Even excluding the euphoric 2021, given its consistency Acomo has often traded at much higher multiples than today: P/E of 16x-18x (so a 55% to 75% potential upside) and EV/EBIT of 14x-15x (a 23% to 32% upside).
Mont Cevin, a Luxembourg-based holding company where Acomo’s Non-Executive Director Jan Niessen is Managing Director, holds a 12.3% stake in Acomo. The rest of the float is held by various asset managers, none of which with more than 9%.

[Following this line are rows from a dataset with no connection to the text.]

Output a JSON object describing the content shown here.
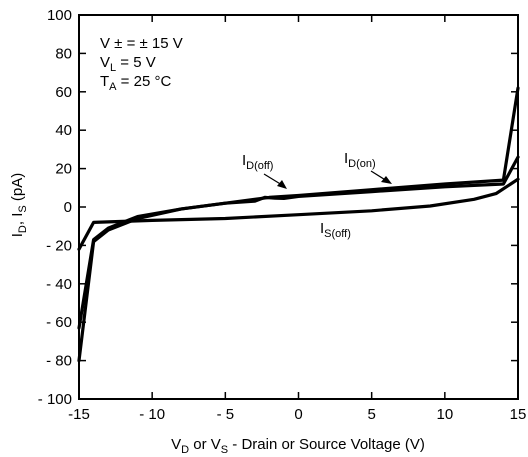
{
  "chart_data": {
    "type": "line",
    "xlabel": "V_D or V_S - Drain or Source Voltage (V)",
    "xlabel_parts": {
      "v1": "V",
      "v1_sub": "D",
      "mid": " or V",
      "v2_sub": "S",
      "rest": " - Drain or Source Voltage (V)"
    },
    "ylabel": "I_D, I_S (pA)",
    "ylabel_parts": {
      "i1": "I",
      "i1_sub": "D",
      "mid": ", I",
      "i2_sub": "S",
      "rest": " (pA)"
    },
    "xlim": [
      -15,
      15
    ],
    "ylim": [
      -100,
      100
    ],
    "x_ticks": [
      -15,
      -10,
      -5,
      0,
      5,
      10,
      15
    ],
    "x_tick_labels": [
      "-15",
      "- 10",
      "- 5",
      "0",
      "5",
      "10",
      "15"
    ],
    "y_ticks": [
      -100,
      -80,
      -60,
      -40,
      -20,
      0,
      20,
      40,
      60,
      80,
      100
    ],
    "y_tick_labels": [
      "- 100",
      "- 80",
      "- 60",
      "- 40",
      "- 20",
      "0",
      "20",
      "40",
      "60",
      "80",
      "100"
    ],
    "grid": false,
    "conditions": [
      {
        "main": "V ± = ± 15 V",
        "sub": "",
        "tail": ""
      },
      {
        "main": "V",
        "sub": "L",
        "tail": " = 5 V"
      },
      {
        "main": "T",
        "sub": "A",
        "tail": " = 25 °C"
      }
    ],
    "series": [
      {
        "name": "I_D(off)",
        "label_main": "I",
        "label_sub": "D(off)",
        "x": [
          -15,
          -14,
          -13,
          -11,
          -8,
          -5,
          -3,
          -2.3,
          -1.6,
          -1,
          0,
          5,
          10,
          14,
          15
        ],
        "y": [
          -63,
          -17,
          -11,
          -5,
          -1,
          2,
          3,
          5,
          4.6,
          4.5,
          5.5,
          8,
          10.5,
          12,
          26
        ]
      },
      {
        "name": "I_D(on)",
        "label_main": "I",
        "label_sub": "D(on)",
        "x": [
          -15,
          -14,
          -13,
          -11,
          -8,
          -5,
          -3,
          -2,
          0,
          5,
          10,
          14,
          15
        ],
        "y": [
          -80,
          -18,
          -12,
          -6,
          -1,
          2,
          4,
          5,
          6,
          9,
          12,
          14,
          62
        ]
      },
      {
        "name": "I_S(off)",
        "label_main": "I",
        "label_sub": "S(off)",
        "x": [
          -15,
          -14,
          -12,
          -10,
          -5,
          0,
          5,
          9,
          12,
          13.5,
          14.5,
          15
        ],
        "y": [
          -22,
          -8,
          -7.5,
          -7,
          -6,
          -4,
          -2,
          0.5,
          4,
          7,
          12,
          14.5
        ]
      }
    ]
  }
}
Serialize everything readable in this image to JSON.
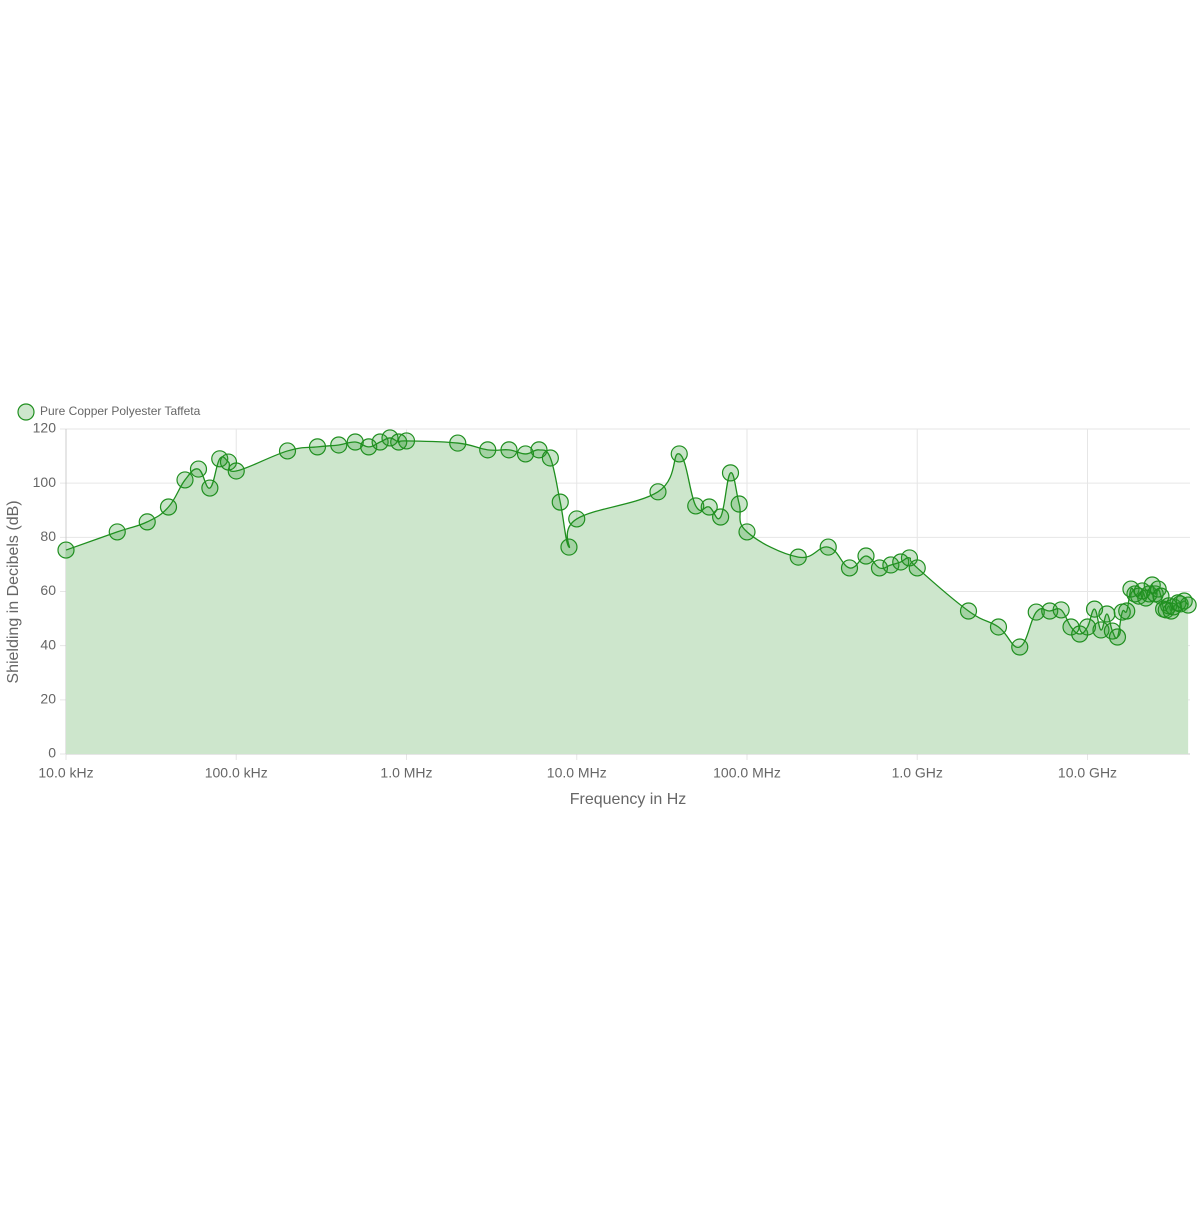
{
  "chart_data": {
    "type": "area-line",
    "legend_position": "top-left",
    "x_label": "Frequency in Hz",
    "y_label": "Shielding in Decibels (dB)",
    "x_scale": "log",
    "grid": true,
    "xlim": [
      10000,
      40000000000
    ],
    "ylim": [
      0,
      120
    ],
    "xticks": [
      {
        "value": 10000,
        "label": "10.0 kHz"
      },
      {
        "value": 100000,
        "label": "100.0 kHz"
      },
      {
        "value": 1000000,
        "label": "1.0 MHz"
      },
      {
        "value": 10000000,
        "label": "10.0 MHz"
      },
      {
        "value": 100000000,
        "label": "100.0 MHz"
      },
      {
        "value": 1000000000,
        "label": "1.0 GHz"
      },
      {
        "value": 10000000000,
        "label": "10.0 GHz"
      }
    ],
    "yticks": [
      0,
      20,
      40,
      60,
      80,
      100,
      120
    ],
    "series": [
      {
        "name": "Pure Copper Polyester Taffeta",
        "color": "#1f8f1f",
        "fill": "#cde6cc",
        "x": [
          10000,
          20000,
          30000,
          40000,
          50000,
          60000,
          70000,
          80000,
          90000,
          100000,
          200000,
          300000,
          400000,
          500000,
          600000,
          700000,
          800000,
          900000,
          1000000,
          2000000,
          3000000,
          4000000,
          5000000,
          6000000,
          7000000,
          8000000,
          9000000,
          10000000,
          30000000,
          40000000,
          50000000,
          60000000,
          70000000,
          80000000,
          90000000,
          100000000,
          200000000,
          300000000,
          400000000,
          500000000,
          600000000,
          700000000,
          800000000,
          900000000,
          1000000000,
          2000000000,
          3000000000,
          4000000000,
          5000000000,
          6000000000,
          7000000000,
          8000000000,
          9000000000,
          10000000000,
          11000000000,
          12000000000,
          13000000000,
          14000000000,
          15000000000,
          16000000000,
          17000000000,
          18000000000,
          19000000000,
          20000000000,
          21000000000,
          22000000000,
          23000000000,
          24000000000,
          25000000000,
          26000000000,
          27000000000,
          28000000000,
          29000000000,
          30000000000,
          31000000000,
          32000000000,
          34000000000,
          35000000000,
          37000000000,
          39000000000
        ],
        "values": [
          75.3,
          82,
          85.7,
          91.2,
          101.2,
          105.2,
          98.2,
          109,
          107.8,
          104.5,
          111.9,
          113.4,
          114.1,
          115.2,
          113.4,
          115.2,
          116.7,
          115.2,
          115.6,
          114.8,
          112.3,
          112.3,
          110.8,
          112.3,
          109.3,
          93,
          76.4,
          86.8,
          96.8,
          110.8,
          91.6,
          91.2,
          87.5,
          103.8,
          92.3,
          82,
          72.7,
          76.4,
          68.7,
          73.1,
          68.7,
          69.8,
          70.9,
          72.4,
          68.7,
          52.8,
          46.9,
          39.5,
          52.4,
          52.8,
          53.2,
          46.9,
          44.3,
          46.9,
          53.5,
          45.8,
          51.7,
          45.4,
          43.2,
          52.4,
          52.8,
          60.9,
          59.1,
          58.3,
          60.2,
          57.6,
          59.1,
          62.4,
          59.1,
          60.9,
          58.3,
          53.5,
          53.2,
          54.7,
          52.8,
          54.3,
          55.8,
          55.4,
          56.5,
          55
        ]
      }
    ]
  }
}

Big blow-ups and costly frauds tend to happen in metals and energy trading, see for example recently at Trafigura (“Commodity Trader Trafigura Faces $577 Million Loss After Uncovering Nickel Fraud”) or Mercuria (“Trader Buys $36 Million of Copper and Gets Painted Rocks Instead”). But the agri space has also had its share of frauds and scandals, for example Agritrade International (“Singapore Jails Former CFO 20 Years for Defrauding Over Dozen Banks”)
Hi thanks for your post. I analyzed Acomo in details in 2021, but was appalled by the rates of returns of the retain earnings, as you mentioned. The margins can be maintained but the turns have just taken a dive, with negative growth in some segments. So at best, you get a lumpy inflation-protected bond yield, and not an incredible yield..
Excellent write-up. I bought a small stake in early 2022 as an inflation play, yet I clearly misunderstood their market. In their annual report 2022 they clearly state they experienced some price pressure in their key products. As food inflation keeps increasing (one of the biggest drivers of core inflation in US and EU), do you think this can be a tailwind?